At a town hall in Jackson, Miss., on Friday morning, Mitt Romney offered his usual full-throated defense of free enterprise and small government. He criticized the large number of employees and small workload in the Navy purchasing department, said health care needed to operate more like a private market, and told the audience, "I want freedom to reign forever in this country."
But in an answer warning against the dangers of over-regulation, Romney chose a curious example to tout free enterprise: China.
I got the chance after I lost to John McCain last time, to go over to -- that was the good part of losing -- I got to go to the Olympic Games in China. It's pretty impressive over there how quickly they can build things, how productive they are as a society. You should see their airport compared to our airports, their highways, their train systems. They're moving quickly in part because the regulators see their job as encouraging private people. It's amazing. The head of Coca-Cola said the business environment is friendlier in China than in America. And that's because of the regulators. That's because of government.

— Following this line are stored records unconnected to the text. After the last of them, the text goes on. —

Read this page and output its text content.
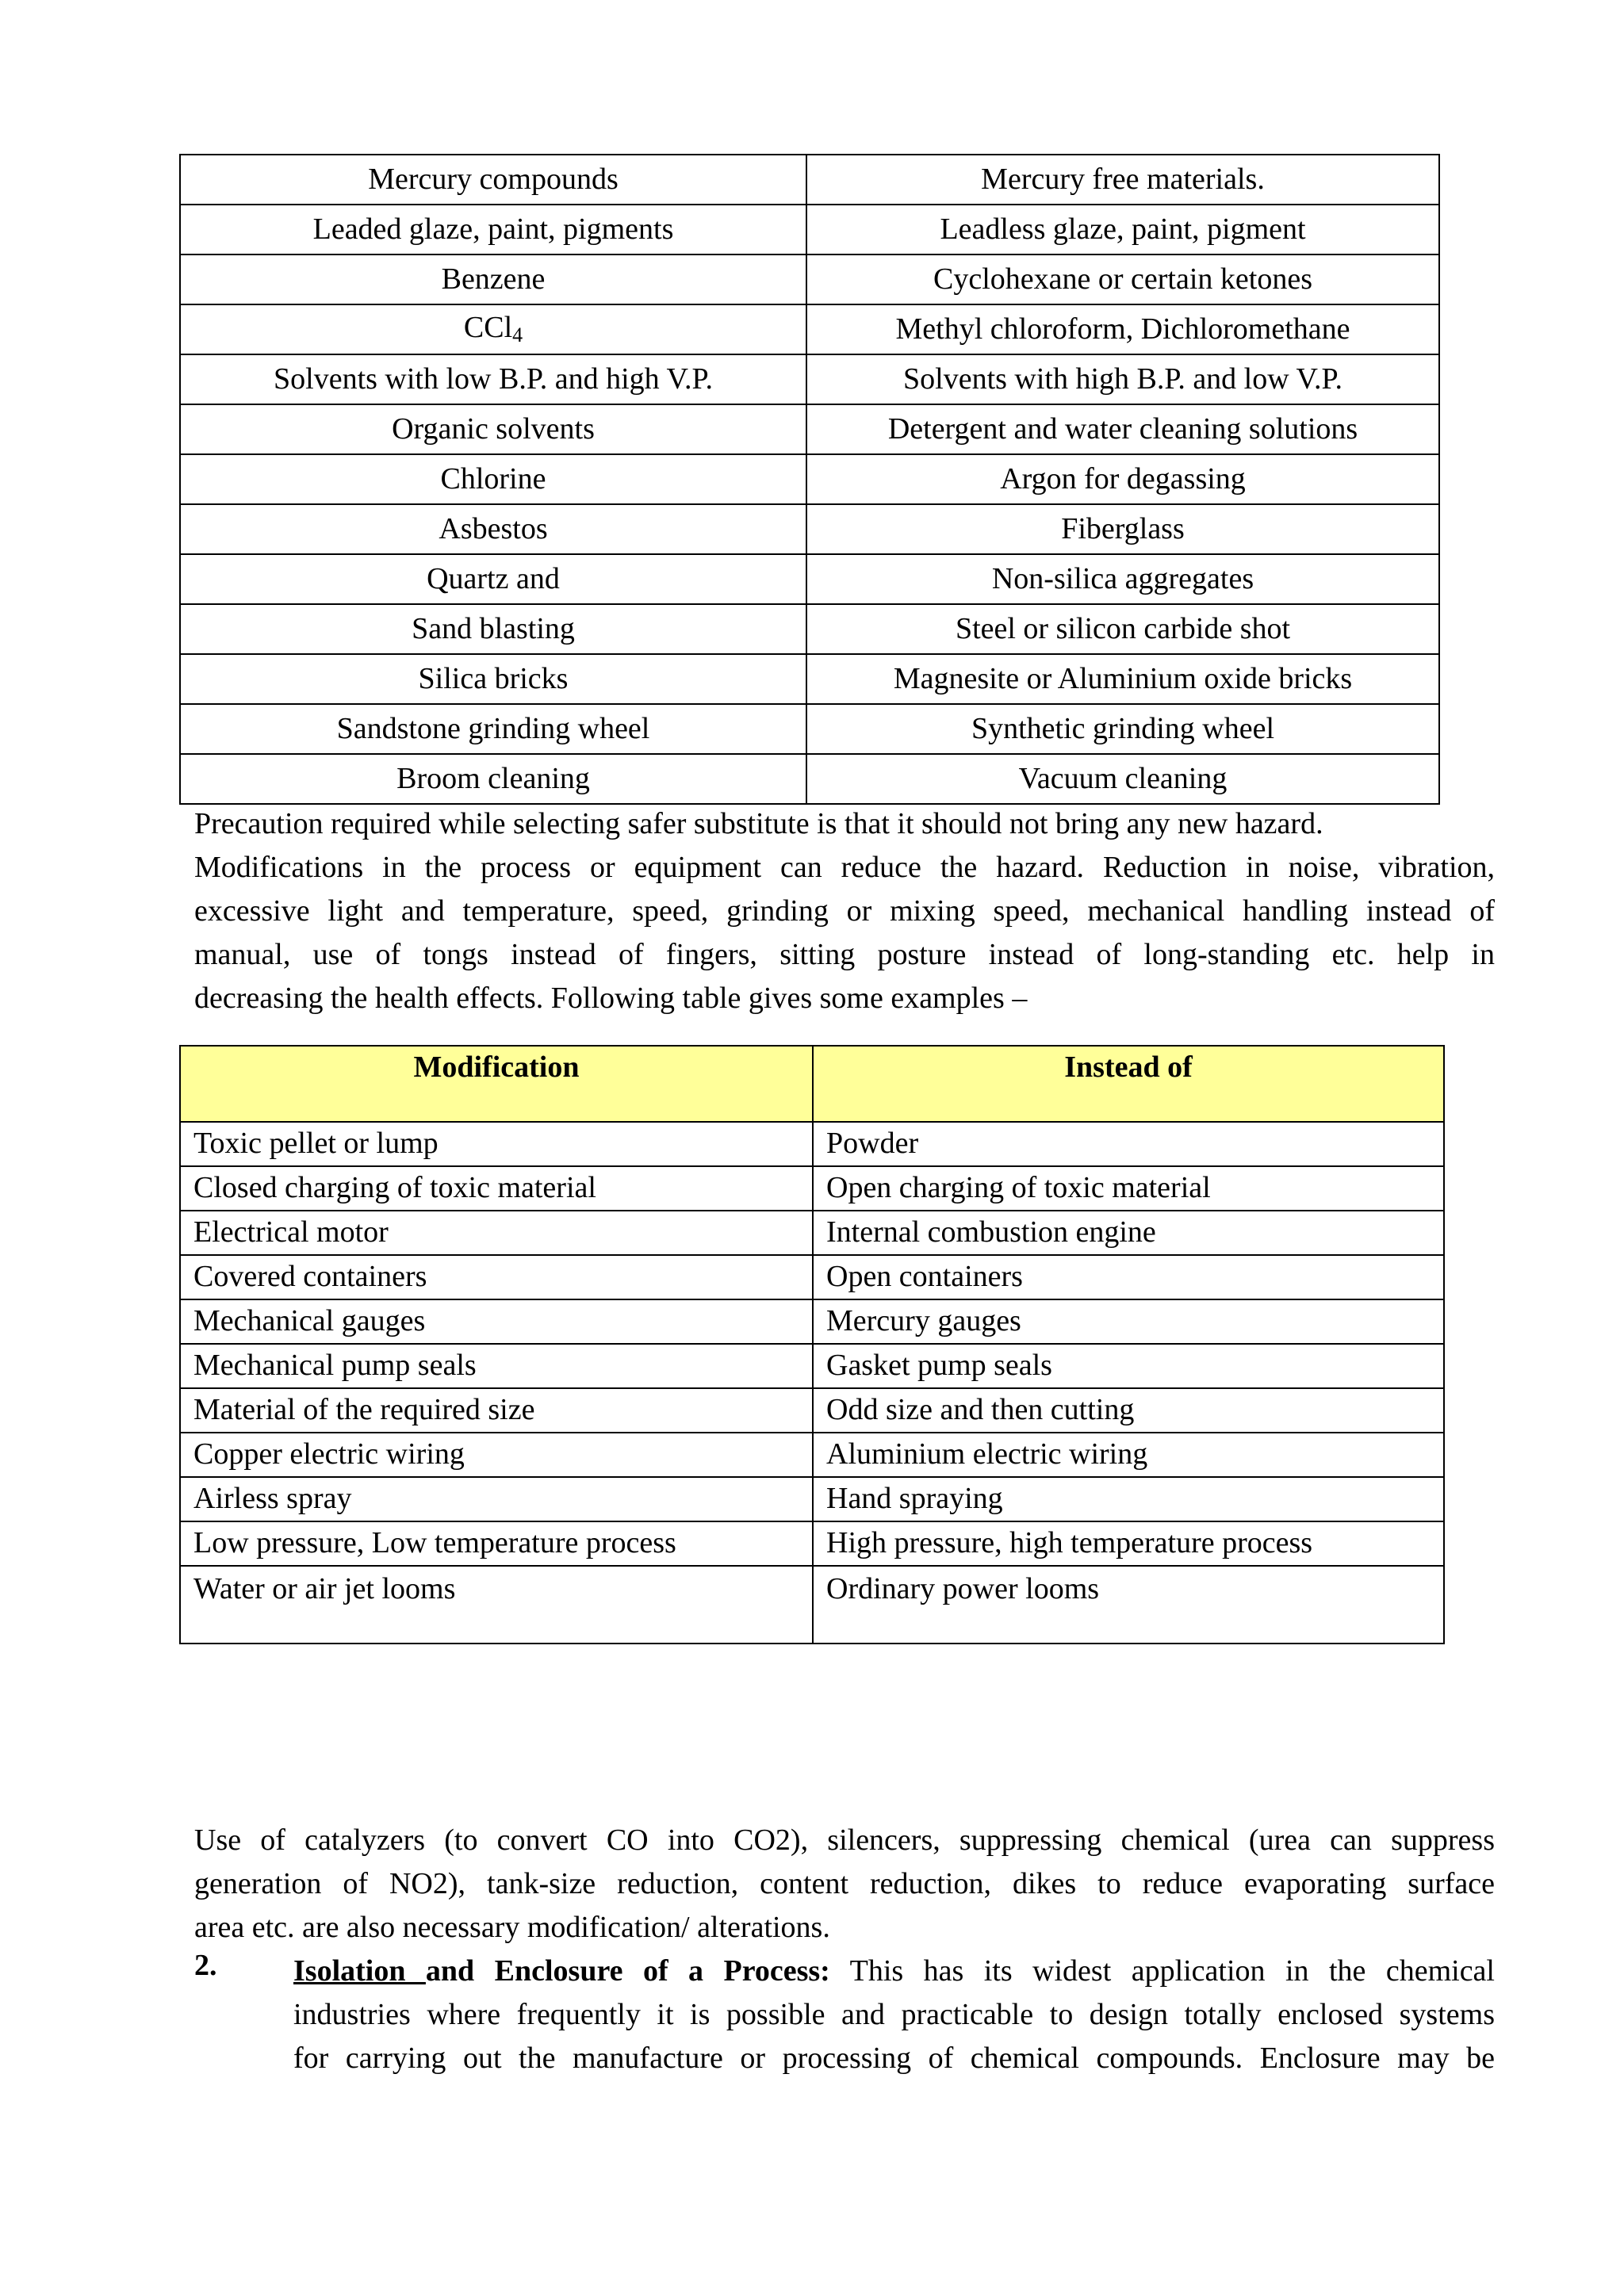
Mercury compounds	Mercury free materials.
Leaded glaze, paint, pigments	Leadless glaze, paint, pigment
Benzene	Cyclohexane or certain ketones
CCl$_4$	Methyl chloroform, Dichloromethane
Solvents with low B.P. and high V.P.	Solvents with high B.P. and low V.P.
Organic solvents	Detergent and water cleaning solutions
Chlorine	Argon for degassing
Asbestos	Fiberglass
Quartz and	Non-silica aggregates
Sand blasting	Steel or silicon carbide shot
Silica bricks	Magnesite or Aluminium oxide bricks
Sandstone grinding wheel	Synthetic grinding wheel
Broom cleaning	Vacuum cleaning
Precaution required while selecting safer substitute is that it should not bring any new hazard.
Modifications in the process or equipment can reduce the hazard. Reduction in noise, vibration,
excessive light and temperature, speed, grinding or mixing speed, mechanical handling instead of
manual, use of tongs instead of fingers, sitting posture instead of long-standing etc. help in
decreasing the health effects. Following table gives some examples –
Modification	Instead of
Toxic pellet or lump	Powder
Closed charging of toxic material	Open charging of toxic material
Electrical motor	Internal combustion engine
Covered containers	Open containers
Mechanical gauges	Mercury gauges
Mechanical pump seals	Gasket pump seals
Material of the required size	Odd size and then cutting
Copper electric wiring	Aluminium electric wiring
Airless spray	Hand spraying
Low pressure, Low temperature process	High pressure, high temperature process
Water or air jet looms	Ordinary power looms
Use of catalyzers (to convert CO into CO2), silencers, suppressing chemical (urea can suppress
generation of NO2), tank-size reduction, content reduction, dikes to reduce evaporating surface
area etc. are also necessary modification/ alterations.
2.	Isolation and Enclosure of a Process: This has its widest application in the chemical
industries where frequently it is possible and practicable to design totally enclosed systems
for carrying out the manufacture or processing of chemical compounds. Enclosure may be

They're also moving quickly, of course, because China's communist government can seize property by fiat and marshal state-owned industries to build large projects. While much of China's economy is capitalist, Romney's praise of infrastructure projects like roads and airports seemed to be an odd defense of centrally directed economics.
His comments also contrasted sharply with his typically harsh rhetoric on China, which he routinely refers to as a "currency manipulator" and threatens with higher tariffs.